Может быть, посигналить? Вместо этого он проехал еще пару сотен ярдов на север и снова развернулся. На этот раз в свете фар он заметил, как его друг едва заметно махал вдалеке из группы деревьев. Забравшись в автобус, Цион бен-Иегуда лег на пол рядом с Баком. Он тяжело дышал.
— Если вы когда-либо задавались вопросом, что значит притча о Боге, творящем удивительные вещи, то вот вам ответ на этот вопрос, — сказал Цион.
— Ради всего святого! Что произошло? — спросил Бак. — Я уже думал, что нам крышка.
— Я тоже так думал! — сказал Цион. — Я дремал и практически не понял, что нужно что-то делать с мотором. Когда вы подняли капот, я понял, что хочу облегчиться, и вышел из автобуса. Вы заливали воду, а я, едва успев отойти на пятнадцать метров от дороги, заметил, как подъехала патрульная машина. Что будете делать вы, я не предполагал, но понимал, что в автобусе находиться не должен. Я направился сюда, обращаясь к Богу с молитвой, чтобы вам удалось как-нибудь от него отделаться.
— Так вы слышали наш разговор?
— Нет. А что он такого сказал?
— Вы не поверите в это, Цион. — И Бак по дороге к границе рассказал ему всю историю.
Пока автобус катился в темноте, мужество Циона заметно росло. Сидя на переднем сиденье, позади Бака, он не прятался и не пригибался к полу, а наклонился вперед и настоятельно говорил что-то Баку прямо в ухо.
— Камерон, — слышал Бак его слабый и дрожащий голос, — я схожу с ума, когда думаю о том, кто позаботится о моей семье.
— Я не знал, как вас об этом спросить, но что обычно происходит в подобных случаях? Я имею в виду ситуации, когда этим занимаются псевдоофициальные группировки.

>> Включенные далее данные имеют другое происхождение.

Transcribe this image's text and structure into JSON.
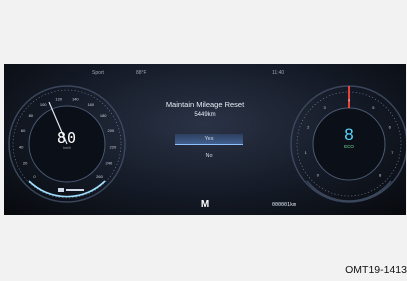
{
  "cluster": {
    "top_left_status": "Sport",
    "top_mid_status": "88°F",
    "top_right_status": "11:40",
    "menu": {
      "title": "Maintain Mileage Reset",
      "value": "5449km",
      "options": [
        "Yes",
        "No"
      ],
      "selected": "Yes"
    },
    "speedometer": {
      "value": "80",
      "unit": "km/h",
      "ticks": [
        "0",
        "20",
        "40",
        "60",
        "80",
        "100",
        "120",
        "140",
        "160",
        "180",
        "200",
        "220",
        "240",
        "260"
      ]
    },
    "tachometer": {
      "gear": "8",
      "mode": "ECO",
      "ticks": [
        "0",
        "1",
        "2",
        "3",
        "4",
        "5",
        "6",
        "7",
        "8"
      ]
    },
    "logo": "M",
    "odometer": "000001km",
    "accent_color": "#58d6ff",
    "needle_color": "#ff4a3a"
  },
  "caption": "OMT19-1413"
}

— Это меня и беспокоит. Никогда не знаешь, что станет с телами. Похоронят их или сожгут? Я не знаю. Но при одной мысли об этом я ощущаю боль и горечь.
— Цион, я не хочу наставлять вас в вопросах духа. Вы — человек слова и глубокой веры. Цион прервал его.
— Не говори глупости, мой юный друг. То, что вы не ученый, вовсе не значит, что вы менее зрелы в вопросах веры. В конце концов, вы стали верующим раньше, чем я.
— И все-таки, сэр, мне трудно понять, как поступать в случае такой личной трагедии. Я не смог бы пройти через то, что выпало на вашу долю, по крайней мере, не смог бы это сделать так, как вы.
— Не забывайте, Камерон, что по большей части мной управляют эмоции. Сейчас я пережил сильнейшее потрясение, но худшие дни еще впереди.
— Честно говоря, я беспокоюсь за вас, Цион. Но вы способны плакать, а слезы — это большое облегчение. Мне страшно за тех, кто проходит через такие муки без слез.
Откинувшись обратно на сиденье, Цион замолчал. Бак про себя за него молился. Наконец Цион наклонился к нему снова.